Londra

La Lisson Gallery cacnella Ai Weiwei per un post su Israele

La galleria ha dichiarato che la decisione di non aprire la mostra è stata presa d'accordo con Ai: «Non è il caso di scatenare un dibattito che può essere caratterizzato come antisemita o islamofobo»
© CdT/archivio
Ats
15.11.2023 20:25

Una importante galleria di Londra ha messo in pausa una mostra di Ai Weiwei dopo un post, successivamente cancellato dall'artista, sulla guerra tra Israele e Hamas. «Sono stato cancellato», ha protestato il dissidente cinese dopo che il giornale The Art Newspaper aveva dato la notizia che la Lisson Gallery aveva deciso di rinviare a tempo indeterminato la rassegna che avrebbe dovuto aprire oggi.

Il messaggio su Twitter di Ai era in risposta a una domanda di un seguace: «Il senso di colpa legato alla persecuzione del popolo ebraico è stato, a volte, trasferito per compensare il mondo arabo. Dal punto di vista finanziario, culturale e dell'influenza mediatica, la comunità ebraica ha avuto una presenza significativa negli Stati Uniti. Il pacchetto annuale di aiuti di 3 miliardi di dollari a Israele è stato, per decenni, presentato come uno degli investimenti più preziosi mai fatti dagli Stati Uniti. Questa partnership è spesso descritta come un destino condiviso».

La galleria ha dichiarato che la decisione di non aprire la mostra è stata presa d'accordo con Ai: «Non è il caso di scatenare un dibattito che può essere caratterizzato come antisemita o islamofobo in un momento in cui tutti gli sforzi dovrebbero essere diretti a por fine alle tragiche sofferenze in Israele e nei territori Palestinesi».

Di ben altro parere l'artista che, in una dichiarazione a parte, ha affermato di esser stato «effettivamente cancellato» e ha invocato il diritto alla libertà di espressione: «A mio parere tutte le opinioni possono essere espresse, anche quando non sono corrette. Opinioni scorrette dovrebbero essere specialmente incoraggiate. Se la libertà di espressione dovesse esser limitata a un solo tipo di opinione diventerebbe un imprigionamento dell'espressione».

Nato a Pechino nel 1957, Ai ha sostenuto in passato la causa palestinese e nel 2016 si è recato a Gaza per girare il documentario Human Flows sulla crisi globale dei profughi presentato alla 74° Mostra Cinematografica di Venezia.
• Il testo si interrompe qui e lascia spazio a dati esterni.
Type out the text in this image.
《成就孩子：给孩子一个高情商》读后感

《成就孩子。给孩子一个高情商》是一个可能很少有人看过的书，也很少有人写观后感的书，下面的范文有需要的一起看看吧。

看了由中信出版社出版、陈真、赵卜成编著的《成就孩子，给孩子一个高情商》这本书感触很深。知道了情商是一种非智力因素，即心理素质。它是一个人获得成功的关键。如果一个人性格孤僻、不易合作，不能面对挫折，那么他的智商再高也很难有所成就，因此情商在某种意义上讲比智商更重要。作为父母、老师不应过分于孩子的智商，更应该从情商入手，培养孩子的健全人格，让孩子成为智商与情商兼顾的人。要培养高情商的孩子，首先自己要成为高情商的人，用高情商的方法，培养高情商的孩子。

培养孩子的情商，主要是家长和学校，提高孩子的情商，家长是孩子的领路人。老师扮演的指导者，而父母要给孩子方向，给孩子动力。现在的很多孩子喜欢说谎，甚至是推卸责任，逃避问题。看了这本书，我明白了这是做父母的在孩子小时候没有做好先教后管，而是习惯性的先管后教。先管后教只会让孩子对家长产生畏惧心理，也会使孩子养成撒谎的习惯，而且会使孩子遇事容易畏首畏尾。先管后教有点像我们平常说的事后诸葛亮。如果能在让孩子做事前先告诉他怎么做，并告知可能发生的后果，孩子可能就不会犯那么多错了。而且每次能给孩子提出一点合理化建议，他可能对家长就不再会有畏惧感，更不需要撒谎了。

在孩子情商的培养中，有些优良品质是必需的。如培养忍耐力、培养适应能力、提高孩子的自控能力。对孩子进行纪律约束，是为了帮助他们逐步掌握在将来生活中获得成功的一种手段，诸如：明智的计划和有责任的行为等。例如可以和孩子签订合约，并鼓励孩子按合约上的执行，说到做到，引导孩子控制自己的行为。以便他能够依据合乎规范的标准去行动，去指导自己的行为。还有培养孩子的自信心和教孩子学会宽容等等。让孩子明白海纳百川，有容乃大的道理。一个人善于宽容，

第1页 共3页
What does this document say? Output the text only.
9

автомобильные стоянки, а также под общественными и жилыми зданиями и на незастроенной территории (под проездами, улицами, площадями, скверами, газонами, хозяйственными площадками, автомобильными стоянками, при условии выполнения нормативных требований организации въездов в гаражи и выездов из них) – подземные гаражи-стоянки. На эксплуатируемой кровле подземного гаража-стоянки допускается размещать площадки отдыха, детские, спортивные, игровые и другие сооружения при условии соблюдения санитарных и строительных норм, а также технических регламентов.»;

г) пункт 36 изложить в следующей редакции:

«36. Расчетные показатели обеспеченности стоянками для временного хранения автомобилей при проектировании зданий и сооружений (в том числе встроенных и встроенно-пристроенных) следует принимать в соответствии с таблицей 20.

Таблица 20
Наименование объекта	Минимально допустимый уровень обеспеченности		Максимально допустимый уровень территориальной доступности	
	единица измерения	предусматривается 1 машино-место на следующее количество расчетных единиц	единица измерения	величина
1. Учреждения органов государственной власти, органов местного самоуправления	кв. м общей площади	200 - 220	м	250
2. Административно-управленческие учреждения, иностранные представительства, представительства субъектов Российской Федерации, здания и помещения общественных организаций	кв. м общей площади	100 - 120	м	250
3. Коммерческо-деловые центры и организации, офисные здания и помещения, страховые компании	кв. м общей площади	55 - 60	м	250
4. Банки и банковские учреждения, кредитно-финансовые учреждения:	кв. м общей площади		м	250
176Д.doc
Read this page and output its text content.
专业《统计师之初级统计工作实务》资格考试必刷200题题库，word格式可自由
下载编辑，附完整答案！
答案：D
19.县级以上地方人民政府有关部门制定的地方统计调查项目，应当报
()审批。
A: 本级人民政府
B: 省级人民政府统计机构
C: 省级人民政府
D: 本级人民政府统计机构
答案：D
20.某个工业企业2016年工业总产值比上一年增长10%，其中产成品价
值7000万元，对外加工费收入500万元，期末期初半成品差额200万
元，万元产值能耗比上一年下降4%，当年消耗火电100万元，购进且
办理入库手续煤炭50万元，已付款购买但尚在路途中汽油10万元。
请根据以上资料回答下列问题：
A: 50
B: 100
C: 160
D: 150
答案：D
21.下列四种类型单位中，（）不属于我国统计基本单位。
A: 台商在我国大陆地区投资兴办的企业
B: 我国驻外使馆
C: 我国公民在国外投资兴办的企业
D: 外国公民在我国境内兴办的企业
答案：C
Lo scultore e attivista è cresciuto nei campi di lavoro del nord-ovest della Cina dove il padre, il poeta Ai Qing, era stato mandato in esilio.

Per tutta la sua carriera, Ai ha criticato le autorità cinesi e difeso i diritti umani e nel 2011 ha passato 81 giorni agli arresti domiciliari in Cina, paese abbandonato per sempre quattro anni dopo, quando gli è stato restituito il passaporto.